Türkiye Avrupa ilişkileri Batı’nın Türkiye’ye acil ihtiyaç duyduğu dönemlerde
ilerlemeler sağlayan bir politik düzlemde seyrediyor.
Rusya’nın Avrupa ve Akdeniz’de üstünlük kurma politikasını
19.yüzyılda engellemek isteyen Fransa ve İngiltere
1854 Kırım savaşında Osmanlı İmparatorluğu ile birlikte
Rusya’ya karşı savaşıyor.
Rusya Balkanlar ve Karadeniz’de durduruluyor.

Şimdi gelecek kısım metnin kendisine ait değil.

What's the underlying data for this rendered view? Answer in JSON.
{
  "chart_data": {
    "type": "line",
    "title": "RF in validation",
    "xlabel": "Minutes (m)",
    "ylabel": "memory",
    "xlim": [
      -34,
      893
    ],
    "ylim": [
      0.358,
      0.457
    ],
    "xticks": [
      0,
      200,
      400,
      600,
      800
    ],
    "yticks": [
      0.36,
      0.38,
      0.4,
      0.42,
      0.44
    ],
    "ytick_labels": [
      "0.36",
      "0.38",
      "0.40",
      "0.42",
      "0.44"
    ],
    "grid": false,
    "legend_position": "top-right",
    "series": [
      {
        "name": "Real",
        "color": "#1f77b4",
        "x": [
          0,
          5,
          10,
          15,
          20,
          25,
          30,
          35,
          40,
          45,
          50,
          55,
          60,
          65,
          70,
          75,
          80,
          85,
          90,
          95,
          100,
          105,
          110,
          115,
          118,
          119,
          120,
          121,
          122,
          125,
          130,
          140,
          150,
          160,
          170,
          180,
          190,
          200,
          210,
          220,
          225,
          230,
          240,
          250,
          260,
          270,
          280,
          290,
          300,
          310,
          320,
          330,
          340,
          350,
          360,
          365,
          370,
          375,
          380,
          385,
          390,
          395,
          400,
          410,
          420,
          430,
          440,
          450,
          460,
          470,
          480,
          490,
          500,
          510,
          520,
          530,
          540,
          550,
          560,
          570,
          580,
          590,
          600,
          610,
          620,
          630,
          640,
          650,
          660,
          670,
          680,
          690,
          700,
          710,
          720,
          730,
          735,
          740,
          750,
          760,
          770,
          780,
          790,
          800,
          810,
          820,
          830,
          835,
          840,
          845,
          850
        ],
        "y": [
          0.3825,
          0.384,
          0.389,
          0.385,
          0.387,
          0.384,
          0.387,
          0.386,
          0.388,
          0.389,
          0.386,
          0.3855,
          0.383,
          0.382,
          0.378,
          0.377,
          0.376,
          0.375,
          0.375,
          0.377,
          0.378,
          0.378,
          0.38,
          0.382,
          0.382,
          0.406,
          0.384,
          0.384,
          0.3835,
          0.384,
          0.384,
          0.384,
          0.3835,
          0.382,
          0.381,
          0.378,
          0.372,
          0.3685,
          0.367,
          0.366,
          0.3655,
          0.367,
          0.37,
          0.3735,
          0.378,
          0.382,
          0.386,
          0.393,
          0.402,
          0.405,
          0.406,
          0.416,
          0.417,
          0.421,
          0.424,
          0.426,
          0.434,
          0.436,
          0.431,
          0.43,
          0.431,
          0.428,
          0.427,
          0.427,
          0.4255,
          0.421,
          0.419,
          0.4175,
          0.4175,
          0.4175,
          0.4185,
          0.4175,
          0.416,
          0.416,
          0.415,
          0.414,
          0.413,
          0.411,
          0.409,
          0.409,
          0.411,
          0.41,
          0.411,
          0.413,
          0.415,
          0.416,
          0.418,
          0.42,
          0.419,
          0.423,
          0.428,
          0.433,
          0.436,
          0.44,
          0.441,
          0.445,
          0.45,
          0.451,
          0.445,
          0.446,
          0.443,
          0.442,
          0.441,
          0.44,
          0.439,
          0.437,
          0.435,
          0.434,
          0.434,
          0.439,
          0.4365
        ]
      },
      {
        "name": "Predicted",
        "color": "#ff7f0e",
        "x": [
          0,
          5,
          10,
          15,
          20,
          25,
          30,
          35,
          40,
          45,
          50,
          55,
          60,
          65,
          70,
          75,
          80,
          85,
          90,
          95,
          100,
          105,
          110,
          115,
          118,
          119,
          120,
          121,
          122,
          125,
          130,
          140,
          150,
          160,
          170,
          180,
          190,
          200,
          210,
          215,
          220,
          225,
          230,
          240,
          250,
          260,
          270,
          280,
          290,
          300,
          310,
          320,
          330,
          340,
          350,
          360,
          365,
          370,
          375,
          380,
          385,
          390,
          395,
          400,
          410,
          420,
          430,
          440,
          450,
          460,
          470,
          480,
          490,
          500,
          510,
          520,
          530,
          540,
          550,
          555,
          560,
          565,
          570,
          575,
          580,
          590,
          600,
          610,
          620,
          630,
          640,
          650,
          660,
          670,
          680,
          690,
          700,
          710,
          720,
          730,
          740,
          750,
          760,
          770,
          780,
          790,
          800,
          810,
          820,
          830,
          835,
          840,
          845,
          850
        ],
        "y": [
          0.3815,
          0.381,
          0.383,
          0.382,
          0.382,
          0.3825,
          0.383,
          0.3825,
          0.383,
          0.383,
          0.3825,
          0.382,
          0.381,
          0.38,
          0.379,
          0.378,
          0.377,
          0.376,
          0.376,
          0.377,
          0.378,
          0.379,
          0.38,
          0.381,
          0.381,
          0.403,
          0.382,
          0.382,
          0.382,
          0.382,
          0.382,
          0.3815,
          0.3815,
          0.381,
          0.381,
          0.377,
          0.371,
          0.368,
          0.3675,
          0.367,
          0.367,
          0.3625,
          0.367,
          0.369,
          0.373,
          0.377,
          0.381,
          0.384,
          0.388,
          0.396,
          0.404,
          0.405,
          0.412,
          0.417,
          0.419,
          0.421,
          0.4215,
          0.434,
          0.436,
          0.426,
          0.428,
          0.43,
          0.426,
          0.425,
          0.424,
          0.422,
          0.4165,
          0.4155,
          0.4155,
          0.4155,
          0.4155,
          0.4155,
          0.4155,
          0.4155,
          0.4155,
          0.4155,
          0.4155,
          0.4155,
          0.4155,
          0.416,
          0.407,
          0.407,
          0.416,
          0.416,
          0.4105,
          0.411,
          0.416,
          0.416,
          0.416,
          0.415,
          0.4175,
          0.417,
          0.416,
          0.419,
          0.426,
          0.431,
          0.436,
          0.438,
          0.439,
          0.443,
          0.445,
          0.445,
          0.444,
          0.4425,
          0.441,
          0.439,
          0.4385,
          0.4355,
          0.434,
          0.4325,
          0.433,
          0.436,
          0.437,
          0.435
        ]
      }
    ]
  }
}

İngiltere Hindistan yolunda Rus tehdidini engelliyor.
Napolyon savaşlarından yenik ayrılan Fransa
Kıta Avrupası’nda Rusya’yı durduruyor .
Savaş sonrasında yapılan 1856 Paris Konferansında
Osmanlı İmparatorluğu, “Avrupalı Devlet sayılıyor” !
toprak bütünlüğü garanti altına alınıyor.
İtalya ve Almanya geçte olsa siyasi birliklerini tamamlıyor.
…
Soğuk Savaş’ın ilk yıllarında Kore’de başlayan
Kuzey Güney Savaşı (1950-1953)
ABD ve Çin’in güç mücadelesine sahne oluyor.
ABD ve Müttefikleri, Çin ve Rusya’ya karşı Kore’de üstünlük kurmak istiyor.
Möntrö Sözleşmesi’ne soğuk bakan Stalin,
Doğu Karadeniz ve Doğu Anadolu topraklarının
büyük bir bölümünün Sovyet Cumhuriyetleri olan
Gürcistan ve Ermenistan’a ait olduğunu iddia ediyor.
Sovyet Rusya lideri Stalin’in tehdidine karşı
NATO’ya üye olmak isteyen Türkiye süreçten yararlanmak istiyor.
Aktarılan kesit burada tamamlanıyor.